A cleverly and meticulously detailed mystery film that makes us care as much–maybe more–about the investigator as the crime itself. Based novel Män som hatar kvinnor by Steig Larsson. Though useful as a character illustration, a subplot concerning a brutal rapist probation officer contributed nothing to the advacement of the plot. As a self-contained narrative, it is one of the most graphic and pathetic depictions of sexual violence I’ve seen on film, and concludes with morally ambiguous catharsis. But the protagonist to suffer through the abuses, the punkish hacker Lisabeth Salander (played by a haunting Noomi Rapace), was wounded before its occurrence, and only reflects on her original domestic horrors at any length later in the film. (Besides one poigniant silence in response to a question about her photographic memory, the parole officer subplot is not alluded to again after its neat if bloody conclusion.)However, director Niels Arden Oplev and stars Rapace and Michael Nyqvist work so well together establishing Atmosphere and Circumstance, they were able to pass off an increasingly meladramatic plot as entirely believable–and chilling, and nuanced.
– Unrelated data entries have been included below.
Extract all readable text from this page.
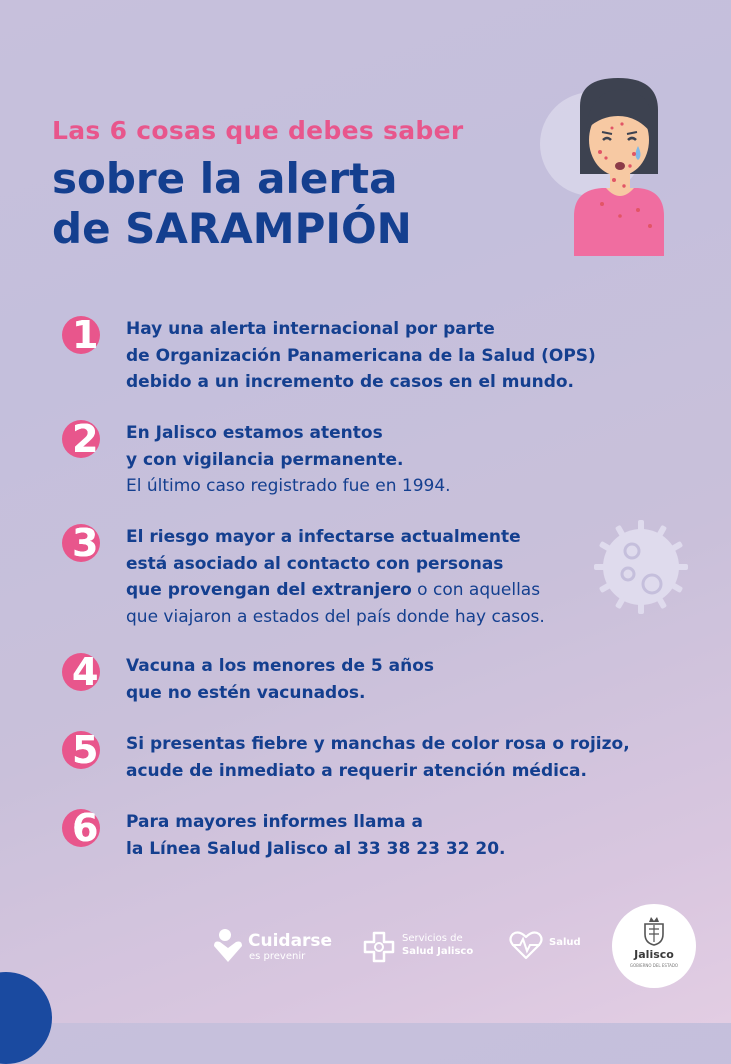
Las 6 cosas que debes saber

sobre la alerta
de SARAMPIÓN
1 Hay una alerta internacional por parte
de Organización Panamericana de la Salud (OPS)
debido a un incremento de casos en el mundo.
2 En Jalisco estamos atentos
y con vigilancia permanente.
El último caso registrado fue en 1994.
3 El riesgo mayor a infectarse actualmente
está asociado al contacto con personas
que provengan del extranjero o con aquellas
que viajaron a estados del país donde hay casos.
4 Vacuna a los menores de 5 años
que no estén vacunados.
5 Si presentas fiebre y manchas de color rosa o rojizo,
acude de inmediato a requerir atención médica.
6 Para mayores informes llama a
la Línea Salud Jalisco al 33 38 23 32 20.
Cuidarse
es prevenir
Servicios de
Salud Jalisco
Salud
Jalisco
GOBIERNO DEL ESTADO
B+
II. Today, I also heard about The Best Party, and its recent electoral success:
A party that calls itself “the Best” has won local elections in the Icelandic capital, Reykjavik. The Best Party, founded by comedian Jon Gnarr, secured 34.7% of the vote, ahead of the Independence Party’s 33.6%. Its campaign video featured candidates singing to the tune of Tina Turner’s “Simply The Best”. Key pledges included “sustainable transparency”, free towels at all swimming pools and a new polar bear for the city zoo. The party also called for a Disneyland at the airport and a “drug-free parliament” by 2020…The Best Party was only established six months ago. Its victory means it will hold six seats on the 15-member city council.
It’s like Colbert actually winning a primary!